FELTRE. La questione su cui tutti si fermano a riflettere, l’8 marzo, è il ruolo delle donne nel mondo di oggi, del lungo e travagliato percorso che hanno dovuto attraversare nella storia per conquistare i propri diritti e le proprie libertà e su come si possa fare ancora meglio per impedire disuguaglianze di genere e disparità nella società. C’è anche chi, però, nel 2018 scopre per la prima volta l’esistenza di una giornata di festa mondiale dedicata alle donne, celebrazione inconcepibile nel paese da cui proviene, in cui le donne occupano ancora l’ultimo gradino della società e dove far nascere una bambina equivale in molti casi a condannarla a una vita di violenze e soprusi da parte degli uomini.

È la storia di Joy Okunzuwa, giovane nigeriana ospite in un appartamento feltrino gestito dal Consorzio Sviluppo e Innovazione di Belluno. La vicenda di Joy, che quasi non fa caso alla gravità delle cose che racconta dato che parla del mondo nel quale è nata e cresciuta, è la stessa di tante altre donne che nel mondo sono ancora ben lontane dal veder riconosciuti i propri diritti.

Quando sei arrivata? «Sono arrivata in Italia poco più di un anno fa», spiega Joy che già parla italiano. «In Nigeria facevo la casalinga, poi sono rimasta vedova e questo mi ha condannata.

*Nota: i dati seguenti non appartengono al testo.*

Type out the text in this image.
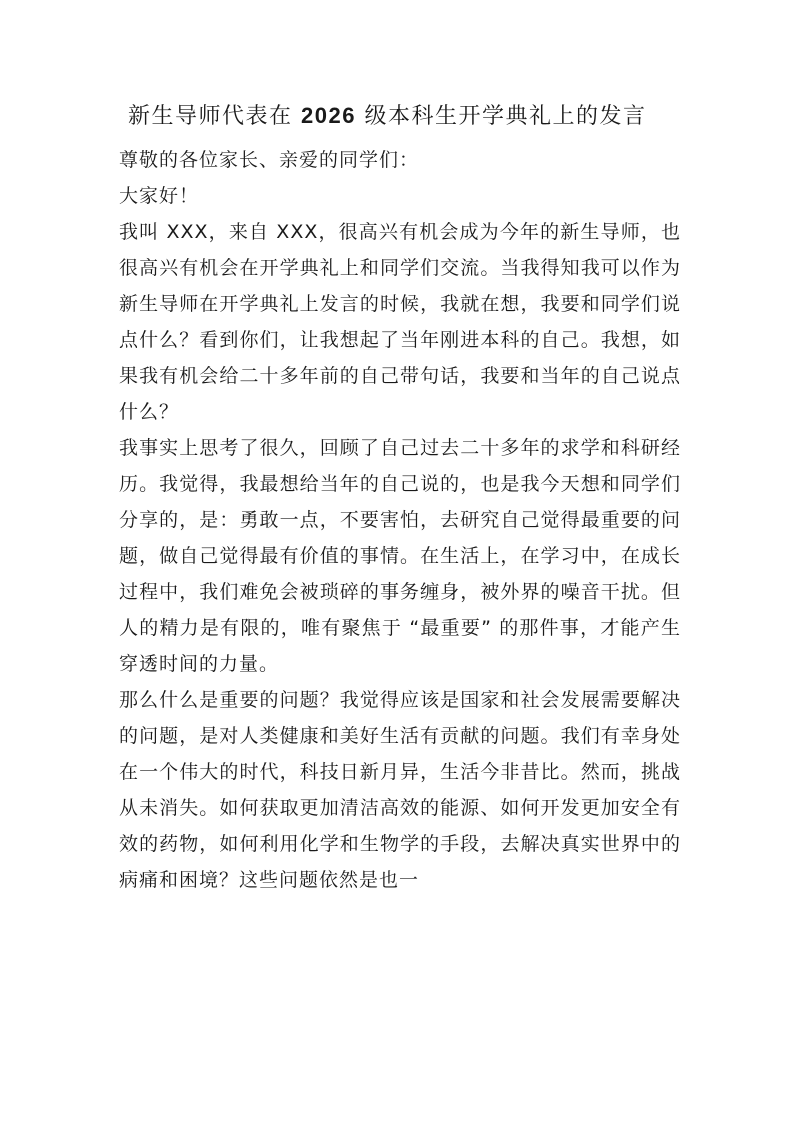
新生导师代表在 2026 级本科生开学典礼上的发言

尊敬的各位家长、亲爱的同学们：

大家好！

我叫 XXX，来自 XXX，很高兴有机会成为今年的新生导师，也很高兴有机会在开学典礼上和同学们交流。当我得知我可以作为新生导师在开学典礼上发言的时候，我就在想，我要和同学们说点什么？看到你们，让我想起了当年刚进本科的自己。我想，如果我有机会给二十多年前的自己带句话，我要和当年的自己说点什么？

我事实上思考了很久，回顾了自己过去二十多年的求学和科研经历。我觉得，我最想给当年的自己说的，也是我今天想和同学们分享的，是：勇敢一点，不要害怕，去研究自己觉得最重要的问题，做自己觉得最有价值的事情。在生活上，在学习中，在成长过程中，我们难免会被琐碎的事务缠身，被外界的噪音干扰。但人的精力是有限的，唯有聚焦于 “最重要” 的那件事，才能产生穿透时间的力量。

那么什么是重要的问题？我觉得应该是国家和社会发展需要解决的问题，是对人类健康和美好生活有贡献的问题。我们有幸身处在一个伟大的时代，科技日新月异，生活今非昔比。然而，挑战从未消失。如何获取更加清洁高效的能源、如何开发更加安全有效的药物，如何利用化学和生物学的手段，去解决真实世界中的病痛和困境？这些问题依然是也一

Le donne abbandonate o vedove non hanno nessun diritto, inoltre se la moglie non piace alla famiglia dell’ex marito o non ha un buon rapporto con i maschi della famiglia viene abbandonata da tutti assieme ai suoi bambini, non c’è uno Stato che ti aiuta e ti protegge».

Qual era la situazione in Nigeria? «C’è un conflitto sociale e religioso per via di Boko Haram, le donne vengono rapite e violentate e per me che sono cristiana la vita era molto difficile. Inoltre una donna non può ereditare niente dalla famiglia, tutto quello che c’è passa sempre al figlio maschio. Per questo una donna sola è costretta ad affidarsi a sconosciuti per scappare e tante volte viene costretta a prostituirsi e a fare cose orribili per poter sopravvivere».

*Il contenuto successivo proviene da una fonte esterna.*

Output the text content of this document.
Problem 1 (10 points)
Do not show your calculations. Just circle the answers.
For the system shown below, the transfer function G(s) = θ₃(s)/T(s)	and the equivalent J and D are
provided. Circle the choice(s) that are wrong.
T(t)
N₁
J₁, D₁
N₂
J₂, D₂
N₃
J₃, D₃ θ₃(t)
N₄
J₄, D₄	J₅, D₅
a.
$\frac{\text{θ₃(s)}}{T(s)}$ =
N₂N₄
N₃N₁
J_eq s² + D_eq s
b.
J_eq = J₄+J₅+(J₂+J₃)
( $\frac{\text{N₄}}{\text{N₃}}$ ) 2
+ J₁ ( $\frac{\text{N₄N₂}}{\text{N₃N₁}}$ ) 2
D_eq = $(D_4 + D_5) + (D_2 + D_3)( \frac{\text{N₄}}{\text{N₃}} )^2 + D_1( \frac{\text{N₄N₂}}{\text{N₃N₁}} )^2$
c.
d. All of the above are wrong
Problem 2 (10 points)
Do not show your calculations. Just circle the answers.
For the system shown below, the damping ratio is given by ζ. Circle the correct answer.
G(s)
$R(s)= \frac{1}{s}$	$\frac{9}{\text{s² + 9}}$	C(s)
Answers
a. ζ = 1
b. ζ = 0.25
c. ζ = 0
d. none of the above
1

Conosci la festa dell’8 marzo? «No, la scopro con questa intervista. Penso che sia una bella cosa, perché uomini e donne sono uguali. Anche durante il mio viaggio per venire in Italia pensavo a questo perché se veniva arrestato un uomo finiva in prigione, mentre una donna veniva stuprata. È lo stesso schifo per tutti».

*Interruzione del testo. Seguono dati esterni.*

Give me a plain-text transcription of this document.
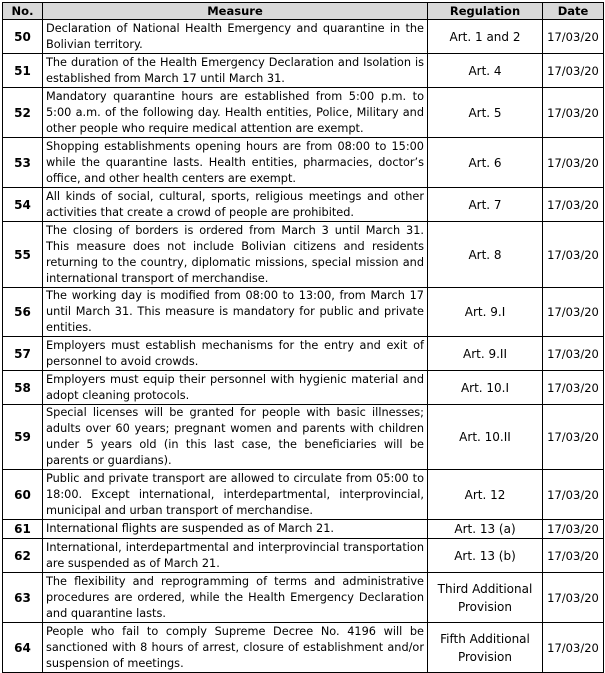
No.	Measure	Regulation	Date
50	Declaration of National Health Emergency and quarantine in the Bolivian territory.	Art. 1 and 2	17/03/20
51	The duration of the Health Emergency Declaration and Isolation is established from March 17 until March 31.	Art. 4	17/03/20
52	Mandatory quarantine hours are established from 5:00 p.m. to 5:00 a.m. of the following day. Health entities, Police, Military and other people who require medical attention are exempt.	Art. 5	17/03/20
53	Shopping establishments opening hours are from 08:00 to 15:00 while the quarantine lasts. Health entities, pharmacies, doctor’s office, and other health centers are exempt.	Art. 6	17/03/20
54	All kinds of social, cultural, sports, religious meetings and other activities that create a crowd of people are prohibited.	Art. 7	17/03/20
55	The closing of borders is ordered from March 3 until March 31. This measure does not include Bolivian citizens and residents returning to the country, diplomatic missions, special mission and international transport of merchandise.	Art. 8	17/03/20
56	The working day is modified from 08:00 to 13:00, from March 17 until March 31. This measure is mandatory for public and private entities.	Art. 9.I	17/03/20
57	Employers must establish mechanisms for the entry and exit of personnel to avoid crowds.	Art. 9.II	17/03/20
58	Employers must equip their personnel with hygienic material and adopt cleaning protocols.	Art. 10.I	17/03/20
59	Special licenses will be granted for people with basic illnesses; adults over 60 years; pregnant women and parents with children under 5 years old (in this last case, the beneficiaries will be parents or guardians).	Art. 10.II	17/03/20
60	Public and private transport are allowed to circulate from 05:00 to 18:00. Except international, interdepartmental, interprovincial, municipal and urban transport of merchandise.	Art. 12	17/03/20
61	International flights are suspended as of March 21.	Art. 13 (a)	17/03/20
62	International, interdepartmental and interprovincial transportation are suspended as of March 21.	Art. 13 (b)	17/03/20
63	The flexibility and reprogramming of terms and administrative procedures are ordered, while the Health Emergency Declaration and quarantine lasts.	Third Additional Provision	17/03/20
64	People who fail to comply Supreme Decree No. 4196 will be sanctioned with 8 hours of arrest, closure of establishment and/or suspension of meetings.	Fifth Additional Provision	17/03/20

Cosa speri per il futuro? «Non posso parlare per tutti quelli che sono venuti in Europa, ma io chiedo solo una chance per dare una vita migliore ai miei bambini, due maschi e una femminuccia, che sono rimasti in Nigeria a casa di una vecchia signora. La vita della madre a distanza è una delle cose più brutte che possono capitare, per questo spero di poter avere un’opportunità per regalare a me e a loro un futuro migliore».